Eamonn Lillis case exposes major gaps in law on property

Property rights versus rule that a person should not benefit from his own crime

The rear of the house on Windgate Road, Howth where Celine Cawley was found beaten to death. Photograph Collins

The rear of the house on Windgate Road, Howth where Celine Cawley was found beaten to death. Photograph Collins


The release of convicted killer Eamonn Lillis from Wheatfield Prison has triggered much comment about the length of the sentence which he served, following his conviction for the manslaughter of his wife Celine Cawley.

In addition to raising questions about sentencing policy, the Lillis manslaughter conviction exposed gaping holes in the law of property in Ireland.

Following Lillis’ criminal conviction, a lengthy and acrimonious legal dispute ensued between Lillis and the family of the late Celine Cawley over property which was jointly owned by the couple. The property in question included the family home in Howth which was owned by the couple as joint tenants.

In the normal course of events, property which is held under a joint tenancy is subject to the rule of survivorship, meaning that the last surviving joint tenant becomes automatically entitled to the property absolutely.

It is a “last man standing” rule.

Therefore, a strict application of the rule of survivorship would have, upon the death of Ms Cawley, vested all of the jointly owned property in Lillis, with the result that he would obtain a substantial windfall from the unlawful killing.

This position was manifestly at odds with the rule at common law that no man should profit, or be unjustly enriched, from his crime.

The question as to whether Lillis could benefit from the rule of survivorship exposed a gaping hole in the certainty of the law in this area. The chief cause of this uncertainty was the fact that the principal piece of legislation which governed succession and the inheritability of property in Ireland, the Succession Act 1965, did not make any provision for the transfer of jointly-owned property in cases of unlawful killing.
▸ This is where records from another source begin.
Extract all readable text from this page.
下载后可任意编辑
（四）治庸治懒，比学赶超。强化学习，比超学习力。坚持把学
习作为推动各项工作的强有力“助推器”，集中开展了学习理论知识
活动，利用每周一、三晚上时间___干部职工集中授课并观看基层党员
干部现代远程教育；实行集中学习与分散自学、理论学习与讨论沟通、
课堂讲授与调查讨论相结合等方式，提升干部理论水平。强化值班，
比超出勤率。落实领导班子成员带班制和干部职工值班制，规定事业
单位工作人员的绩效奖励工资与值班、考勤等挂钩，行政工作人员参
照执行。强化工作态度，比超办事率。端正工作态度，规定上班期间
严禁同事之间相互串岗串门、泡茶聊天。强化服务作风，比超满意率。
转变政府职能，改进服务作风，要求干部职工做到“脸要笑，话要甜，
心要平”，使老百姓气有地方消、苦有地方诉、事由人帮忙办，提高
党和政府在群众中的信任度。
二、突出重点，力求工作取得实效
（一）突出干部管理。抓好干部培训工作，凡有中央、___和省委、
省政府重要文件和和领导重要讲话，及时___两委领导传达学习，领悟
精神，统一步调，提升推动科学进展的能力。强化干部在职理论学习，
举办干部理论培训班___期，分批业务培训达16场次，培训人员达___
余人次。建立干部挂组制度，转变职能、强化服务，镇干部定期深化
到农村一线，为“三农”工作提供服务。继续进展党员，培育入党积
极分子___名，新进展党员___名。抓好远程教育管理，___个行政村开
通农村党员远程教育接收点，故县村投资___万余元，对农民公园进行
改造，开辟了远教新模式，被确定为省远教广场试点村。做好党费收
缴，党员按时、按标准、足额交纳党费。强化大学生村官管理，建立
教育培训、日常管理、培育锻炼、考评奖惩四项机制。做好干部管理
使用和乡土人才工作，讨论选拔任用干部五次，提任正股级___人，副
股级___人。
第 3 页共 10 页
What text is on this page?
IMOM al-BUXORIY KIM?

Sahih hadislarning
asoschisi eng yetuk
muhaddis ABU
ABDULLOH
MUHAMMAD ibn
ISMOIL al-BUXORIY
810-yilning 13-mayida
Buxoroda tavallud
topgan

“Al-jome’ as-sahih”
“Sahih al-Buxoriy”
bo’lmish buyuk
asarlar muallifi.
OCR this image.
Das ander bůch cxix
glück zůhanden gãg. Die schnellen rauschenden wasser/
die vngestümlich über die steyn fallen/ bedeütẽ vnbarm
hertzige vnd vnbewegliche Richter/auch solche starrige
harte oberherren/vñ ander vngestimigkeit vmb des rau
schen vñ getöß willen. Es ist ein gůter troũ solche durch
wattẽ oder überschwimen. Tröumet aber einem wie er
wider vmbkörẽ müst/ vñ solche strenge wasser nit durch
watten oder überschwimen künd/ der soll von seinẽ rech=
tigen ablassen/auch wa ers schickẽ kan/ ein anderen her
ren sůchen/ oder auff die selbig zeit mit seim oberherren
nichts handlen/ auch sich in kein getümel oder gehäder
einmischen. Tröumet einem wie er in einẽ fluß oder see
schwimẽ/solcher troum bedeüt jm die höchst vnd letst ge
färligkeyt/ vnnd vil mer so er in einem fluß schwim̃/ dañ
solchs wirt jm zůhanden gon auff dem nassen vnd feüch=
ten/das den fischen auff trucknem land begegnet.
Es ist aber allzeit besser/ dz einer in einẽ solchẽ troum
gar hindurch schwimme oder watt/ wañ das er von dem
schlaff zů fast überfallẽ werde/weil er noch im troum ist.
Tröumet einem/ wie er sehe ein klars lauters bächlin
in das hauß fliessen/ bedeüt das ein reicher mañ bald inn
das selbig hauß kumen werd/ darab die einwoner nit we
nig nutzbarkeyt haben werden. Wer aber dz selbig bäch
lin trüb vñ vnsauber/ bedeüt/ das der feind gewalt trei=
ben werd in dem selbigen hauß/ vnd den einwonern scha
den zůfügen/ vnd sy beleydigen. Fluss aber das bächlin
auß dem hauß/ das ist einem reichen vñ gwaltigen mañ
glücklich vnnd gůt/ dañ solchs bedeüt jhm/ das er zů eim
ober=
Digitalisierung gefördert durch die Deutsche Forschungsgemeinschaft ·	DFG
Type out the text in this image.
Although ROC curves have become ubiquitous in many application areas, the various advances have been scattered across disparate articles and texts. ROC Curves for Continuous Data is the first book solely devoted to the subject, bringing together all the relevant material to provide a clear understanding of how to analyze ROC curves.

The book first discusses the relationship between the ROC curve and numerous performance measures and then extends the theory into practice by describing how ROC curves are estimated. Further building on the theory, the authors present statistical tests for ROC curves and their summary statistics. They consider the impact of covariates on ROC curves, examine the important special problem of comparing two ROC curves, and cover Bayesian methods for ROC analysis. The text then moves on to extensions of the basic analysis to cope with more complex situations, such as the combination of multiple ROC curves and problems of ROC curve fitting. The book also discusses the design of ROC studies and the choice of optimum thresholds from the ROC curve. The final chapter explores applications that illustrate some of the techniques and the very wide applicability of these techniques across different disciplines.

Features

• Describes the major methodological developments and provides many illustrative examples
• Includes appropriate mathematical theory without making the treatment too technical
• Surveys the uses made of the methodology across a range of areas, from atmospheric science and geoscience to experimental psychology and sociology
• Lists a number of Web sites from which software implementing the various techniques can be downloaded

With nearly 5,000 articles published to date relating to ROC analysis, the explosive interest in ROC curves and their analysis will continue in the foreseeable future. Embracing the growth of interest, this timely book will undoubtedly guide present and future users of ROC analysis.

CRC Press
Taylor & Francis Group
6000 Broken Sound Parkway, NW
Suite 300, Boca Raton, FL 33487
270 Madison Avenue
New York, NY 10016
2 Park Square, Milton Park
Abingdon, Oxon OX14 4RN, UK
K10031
The legislation was silent in terms of identifying who should acquire the jointly-owned property in circumstances where one joint tenant unlawfully kills the other joint tenant.

Thus, the Lillis conviction raised an important question as to whether a convicted killer could use the survivorship rule to acquire all of the jointly owned property for himself?

To many, including the family of Ms Cawley, it seemed patently unjust to allow the survivorship rule to be abused in this manner.

And so the Cawley v Lillis litigation was born.

In this case, Ms Cawley’s personal representatives applied to the High Court for a modification of the survivorship rule in relation to the jointly-owned property on the basis that Lillis ought not to benefit from his own crime.

The case came before the High Court in 2011 where, ultimately, Ms Justice Mary Laffoy ruled that the right of survivorship operated such that legal title to the jointly-owned property vested in Lillis, but that he held Ms Cawley’s share on trust for her estate. The net effect of the imposition of a trust was that Lillis was deemed to be entitled to half of the jointly-owned property, with Ms Cawley’s share accruing to her estate.

Thus, the survivorship rule was modified by the court in order to prevent Lillis from acquiring Ms Cawley’s share of the jointly-owned property.

The case is important because it highlighted a lacuna in the law relating to the transfer of property interests in cases of unlawful killing.

There was no legislation which could guide the court in this case. Rather, the case put the court in the tricky position of trying to ‘square’ or reconcile the rule of survivorship with the principle that no person should profit, or be unjustly enriched, from his crime.

The Cawley v Lillis litigation demonstrated the acute need for the Oireachtas to legislate to close off this lacuna and to introduce certainty into the law. Unlawful killing is one of the most heinous and tragic crimes. A gap in our succession law only serves to compound further the enormity and trauma which is occasioned by an unlawful killing.

The Cawley v Lillis property dispute was heard in late 2011 and Ms Justice Mary Laffoy explicitly cited the need for legislation on this matter.

Almost four years have elapsed without a legislative response.

This is unacceptable. Any new legislative provision must strike the appropriate balance between two competing legal principles: the killer’s constitutional property rights, which are protected in Articles 40.3 and 43.2 of the Constitution, and the fundamental common law rule that a person should not benefit from his own crime.

Achieving this balance will not be straightforward, but the Oireachtas should not shy away from this task merely because it involves a delicate and complex balancing of rights.

Difficulty does not excuse legislative inertia.

Miriam Keane is a PhD candidate at the Sutherland School of Law UCD and an Irish Research Council Doctoral Scholar. The views expressed are her own.